Find first power of 2 with exponent that is a multiple of 10 whose first number is not 1 I've been pondering this quirky fact about powers of 2 for a while now, and I can't seem to formulate it properly in my head to find a proper answer without just using a calculator and trying out numbers till I find the answer.
When talking about memory we usually use Megs, Gigs, etc. And usually these are technically powers of 2.
Kilo = pow(2,10)
Meg = pow(2,20)
Gig = pow(2,30)
Ok so it seems that 2 to the power of something divisible by 10 is going to be the approximation of 10 to the power of something divisible by 3 (which seems coincidental even strange to me), and by approximation I mean the first digit is a 1 and it has the correct number of digits.
Using experimentation it appears pow(2,299) is the first time this doesn't hold true, but I can't help but think there must be a way to make a formula that gives me the value without experimentation.
I know for example that log 2 is .30102... which is the reason it works for sufficiently small exponents since we want 3 extra digits each time. But what's next?
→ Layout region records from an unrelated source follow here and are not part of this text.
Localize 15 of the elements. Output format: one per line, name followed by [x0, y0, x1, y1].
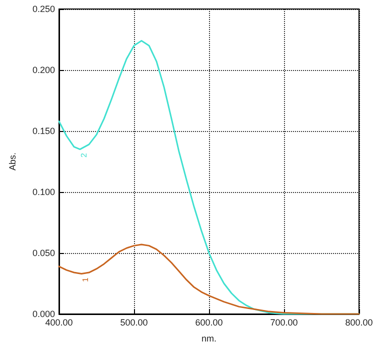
x-tick-label: 800.00 [345, 318, 373, 328]
x-tick-label: 700.00 [270, 318, 298, 328]
x-tick-label: 600.00 [195, 318, 223, 328]
text: 1 [81, 276, 90, 282]
x-tick-label: 400.00 [45, 318, 73, 328]
y-tick-label: 0.200 [32, 65, 55, 75]
y-axis-title: Abs. [8, 152, 18, 171]
y-tick-label: 0.050 [32, 248, 55, 258]
y-tick-label: 0.000 [32, 309, 55, 319]
y-tick-label: 0.100 [32, 187, 55, 197]
y-tick-label: 0.150 [32, 126, 55, 136]
x-tick-label: 500.00 [120, 318, 148, 328]
x-axis-title: nm. [201, 334, 217, 344]
text: 2 [80, 152, 88, 158]
y-tick-label: 0.250 [32, 4, 55, 14]
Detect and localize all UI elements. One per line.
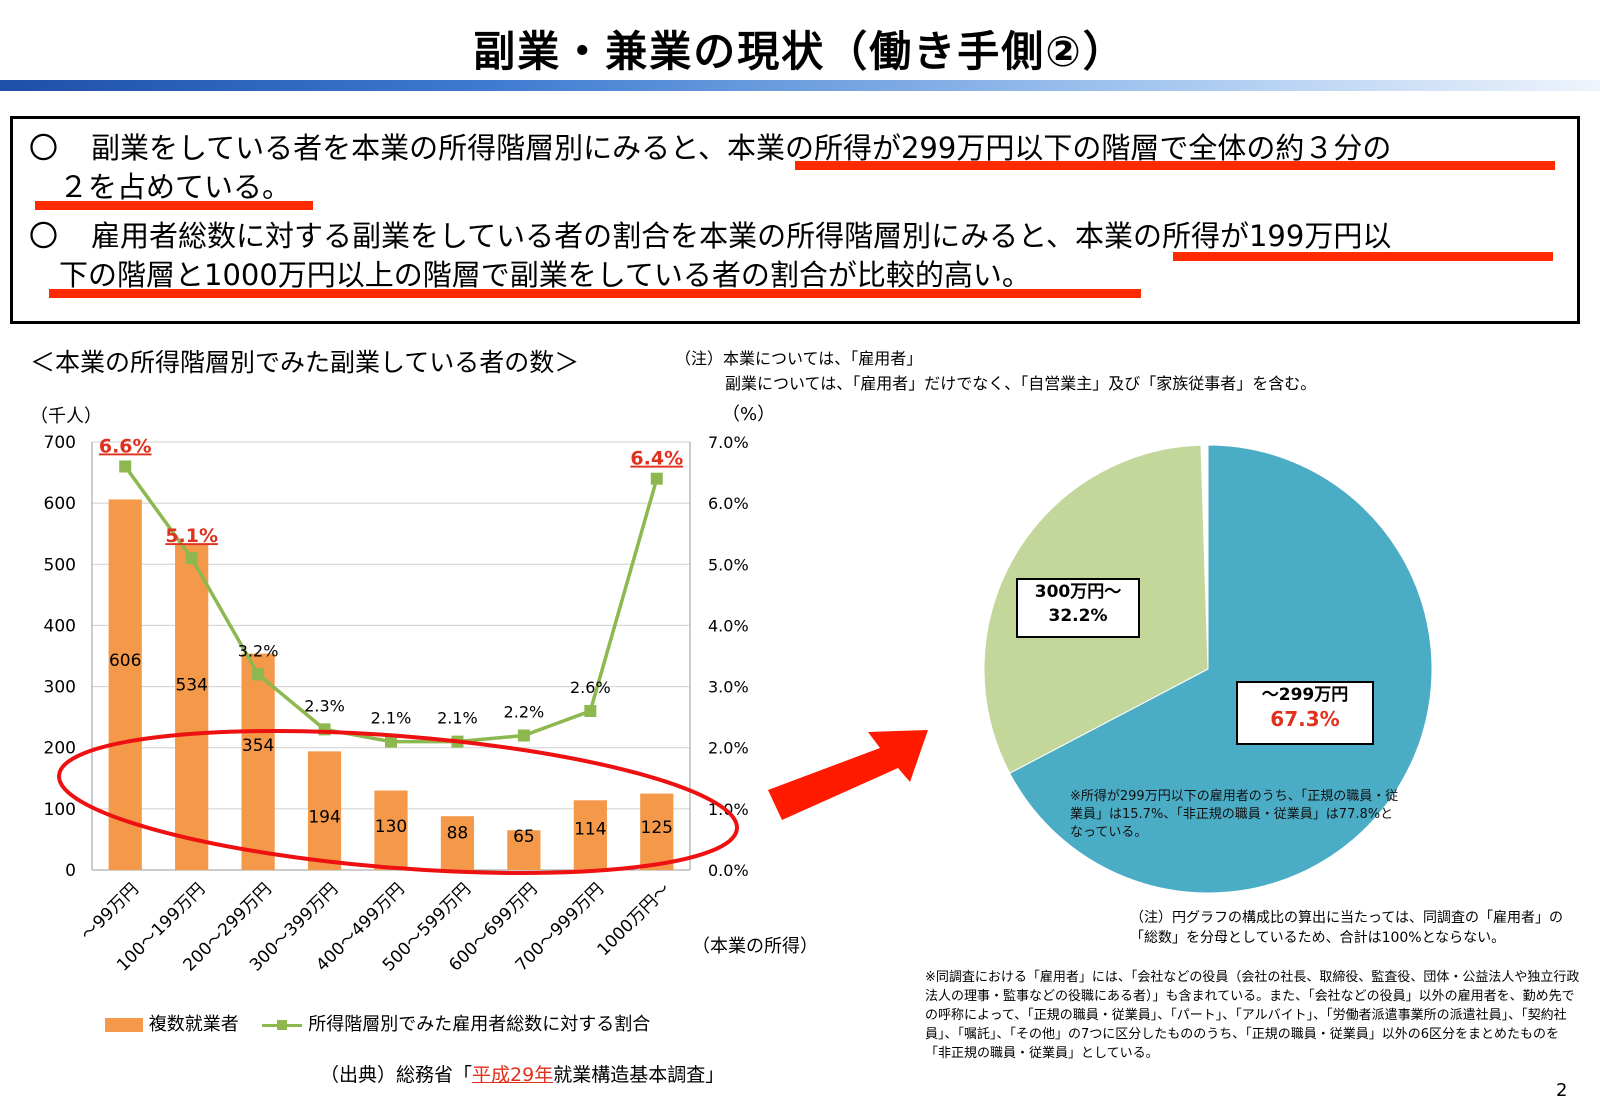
bar bbox=[307, 751, 342, 870]
bar-value-label: 88 bbox=[447, 824, 469, 844]
bullet1-line2: ２を占めている。 bbox=[59, 170, 292, 204]
pie-note-inside: ※所得が299万円以下の雇用者のうち、「正規の職員・従業員」は15.7%、「非正… bbox=[1070, 789, 1399, 840]
source-prefix: （出典）総務省「 bbox=[320, 1064, 473, 1086]
bar-value-label: 114 bbox=[574, 820, 606, 840]
ratio-marker bbox=[517, 729, 530, 742]
y-right-tick: 2.0% bbox=[708, 739, 749, 758]
bar-value-label: 354 bbox=[242, 736, 274, 756]
note-line-1: （注）本業については、「雇用者」 bbox=[675, 349, 923, 368]
bar bbox=[241, 653, 275, 870]
y-left-tick: 400 bbox=[44, 616, 76, 636]
y-right-unit: （%） bbox=[722, 404, 775, 425]
y-right-tick: 0.0% bbox=[708, 861, 749, 880]
source-highlight: 平成29年 bbox=[472, 1064, 554, 1086]
source-citation: （出典）総務省「平成29年就業構造基本調査」 bbox=[320, 1060, 724, 1087]
ratio-marker bbox=[119, 460, 132, 473]
ratio-value-label: 2.1% bbox=[371, 709, 412, 728]
bar bbox=[108, 499, 142, 870]
y-left-tick: 300 bbox=[44, 678, 76, 698]
y-right-tick: 4.0% bbox=[708, 616, 749, 635]
page-number: 2 bbox=[1556, 1080, 1568, 1101]
y-right-tick: 3.0% bbox=[708, 678, 749, 697]
y-left-tick: 600 bbox=[44, 494, 76, 514]
bullet-circle-icon: 〇 bbox=[29, 219, 59, 253]
summary-box: 〇副業をしている者を本業の所得階層別にみると、本業の所得が299万円以下の階層で… bbox=[10, 116, 1580, 324]
ratio-marker bbox=[385, 735, 397, 748]
red-underline bbox=[1173, 252, 1553, 261]
bar-value-label: 125 bbox=[641, 818, 673, 838]
ratio-value-label: 2.6% bbox=[570, 678, 611, 697]
y-right-tick: 7.0% bbox=[708, 433, 749, 452]
bullet2-line2: 下の階層と1000万円以上の階層で副業をしている者の割合が比較的高い。 bbox=[59, 258, 1031, 292]
red-arrow-icon bbox=[768, 730, 928, 820]
bar bbox=[175, 543, 209, 870]
y-right-tick: 5.0% bbox=[708, 555, 749, 574]
y-left-tick: 0 bbox=[65, 861, 76, 881]
ratio-value-label: 6.6% bbox=[99, 435, 152, 457]
bar bbox=[640, 793, 674, 870]
ratio-value-label: 2.3% bbox=[304, 696, 345, 715]
bar-value-label: 130 bbox=[375, 817, 407, 837]
y-left-tick: 700 bbox=[44, 433, 76, 453]
y-left-tick: 100 bbox=[44, 800, 76, 820]
ratio-value-label: 2.1% bbox=[437, 709, 478, 728]
y-left-tick: 200 bbox=[44, 739, 76, 759]
y-right-tick: 6.0% bbox=[708, 494, 749, 513]
x-tick-label: ～99万円 bbox=[77, 879, 143, 945]
y-left-tick: 500 bbox=[44, 555, 76, 575]
pie-label-under-299: ～299万円 67.3% bbox=[1236, 681, 1374, 745]
legend-bar-swatch bbox=[105, 1018, 143, 1032]
pie-label-300-plus: 300万円～ 32.2% bbox=[1016, 578, 1140, 638]
ratio-marker bbox=[252, 668, 265, 681]
pie-label-300-plus-name: 300万円～ bbox=[1034, 582, 1122, 602]
bullet-circle-icon: 〇 bbox=[29, 131, 59, 165]
x-unit-label: （本業の所得） bbox=[692, 936, 818, 957]
ratio-marker bbox=[185, 552, 198, 565]
bar-value-label: 65 bbox=[513, 827, 535, 847]
pie-label-300-plus-value: 32.2% bbox=[1048, 606, 1108, 626]
y-left-unit: （千人） bbox=[30, 406, 102, 427]
pie-note-2: ※同調査における「雇用者」には、「会社などの役員（会社の社長、取締役、監査役、団… bbox=[925, 970, 1580, 1061]
combo-chart: 01002003004005006007000.0%1.0%2.0%3.0%4.… bbox=[30, 404, 818, 975]
ratio-value-label: 2.2% bbox=[504, 702, 545, 721]
bullet2-line1: 雇用者総数に対する副業をしている者の割合を本業の所得階層別にみると、本業の所得が… bbox=[91, 219, 1392, 253]
red-underline bbox=[49, 289, 1141, 298]
highlight-ellipse bbox=[57, 729, 739, 875]
page-title: 副業・兼業の現状（働き手側②） bbox=[473, 27, 1127, 76]
pie-note-1: （注）円グラフの構成比の算出に当たっては、同調査の「雇用者」の「総数」を分母とし… bbox=[1130, 910, 1564, 946]
bar bbox=[374, 790, 408, 870]
bar bbox=[440, 816, 475, 870]
bar-value-label: 534 bbox=[175, 675, 207, 695]
red-underline bbox=[795, 161, 1555, 170]
summary-bullet-1: 〇副業をしている者を本業の所得階層別にみると、本業の所得が299万円以下の階層で… bbox=[29, 129, 1569, 207]
bar bbox=[507, 830, 541, 870]
bar-value-label: 606 bbox=[109, 651, 141, 671]
title-divider bbox=[0, 80, 1600, 91]
pie-slice bbox=[1009, 444, 1433, 894]
bar bbox=[573, 800, 607, 870]
bar-value-label: 194 bbox=[308, 807, 340, 827]
red-underline bbox=[35, 201, 313, 210]
pie-label-under-299-value: 67.3% bbox=[1270, 707, 1340, 731]
bullet1-line1: 副業をしている者を本業の所得階層別にみると、本業の所得が299万円以下の階層で全… bbox=[91, 131, 1392, 165]
chart-legend: 複数就業者 所得階層別でみた雇用者総数に対する割合 bbox=[105, 1010, 650, 1036]
ratio-value-label: 3.2% bbox=[238, 641, 279, 660]
ratio-value-label: 5.1% bbox=[165, 525, 218, 547]
source-suffix: 就業構造基本調査」 bbox=[553, 1064, 725, 1086]
ratio-value-label: 6.4% bbox=[630, 448, 683, 470]
chart-heading: ＜本業の所得階層別でみた副業している者の数＞ bbox=[30, 348, 580, 377]
legend-bar-label: 複数就業者 bbox=[148, 1014, 239, 1035]
summary-bullet-2: 〇雇用者総数に対する副業をしている者の割合を本業の所得階層別にみると、本業の所得… bbox=[29, 217, 1569, 295]
legend-line-swatch bbox=[262, 1018, 303, 1032]
note-line-2: 副業については、「雇用者」だけでなく、「自営業主」及び「家族従事者」を含む。 bbox=[725, 374, 1317, 393]
legend-line-label: 所得階層別でみた雇用者総数に対する割合 bbox=[308, 1014, 651, 1035]
ratio-marker bbox=[584, 705, 597, 718]
pie-label-under-299-name: ～299万円 bbox=[1261, 685, 1349, 705]
ratio-marker bbox=[650, 472, 663, 485]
 A: It sounds like you're asking the first value of $n$ such that
$$ 10^{3n} < 2^{10n} < 2 \cdot 10^{3n}$$
is false. It will be false because the second inequality is violated, so you seek
$$ 2^{10n} > 2 \cdot 10^{3n} $$
$$ 2^{10n-1} > 10^{3n} $$
$$ (10n-1) \log 2 > 3n \log 10 $$
$$ n(10 \log 2 - 3 \log 10) > \log 2 $$
$$ n > \frac{\log 2}{10 \log 2 - 3 \log 10} $$
$$ n > 29.226\ldots$$
(The inequality doesn't reverse when I divide, because I divide by a positive number).
A: So $\log_{10}2^{10k}=(3.010299\dots)k=3k+(.010299\dots)k$, and we want the smallest $k$ such that $(.010299\dots)k\gt\log_{10}2$. So $$k={\log_{10}2\over10\log_{10}2-3}$$ which is a bit under $30$, and the power we want, $10k$, is thus a bit under $300$. 
A: As $$2^{10n} = (2^{10})^n = 1024^n = (1.024\times 10^3)^n = 1.024^n\times 10^{3n},$$ you want to find is the smallest $n$ such that $1.024^n \geq 2$. Taking the natural logarithm of both sides, and noting that $\ln x$ is an increasing function on $(0, \infty)$, we have 
\begin{align*}
\ln 1.024^n &\geq \ln 2\\
n\ln 1.024 &\geq \ln 2\\
n &\geq \frac{\ln 2}{\ln 1.024} \approx 29.23
\end{align*}
so $n = 30$ is the smallest such $n$; as $\ln x$ is a strictly increasing function on $(0, \infty)$ and $1.024 > 1$, $\ln 1.024 > \ln 1 = 0$, so dividing both sides of the second line does not change the inequality. 
Therefore $2^{10\times 30} = 2^{300}$ is the first power of $2$, with exponent divisible by $10$, which does not begin with a $1$.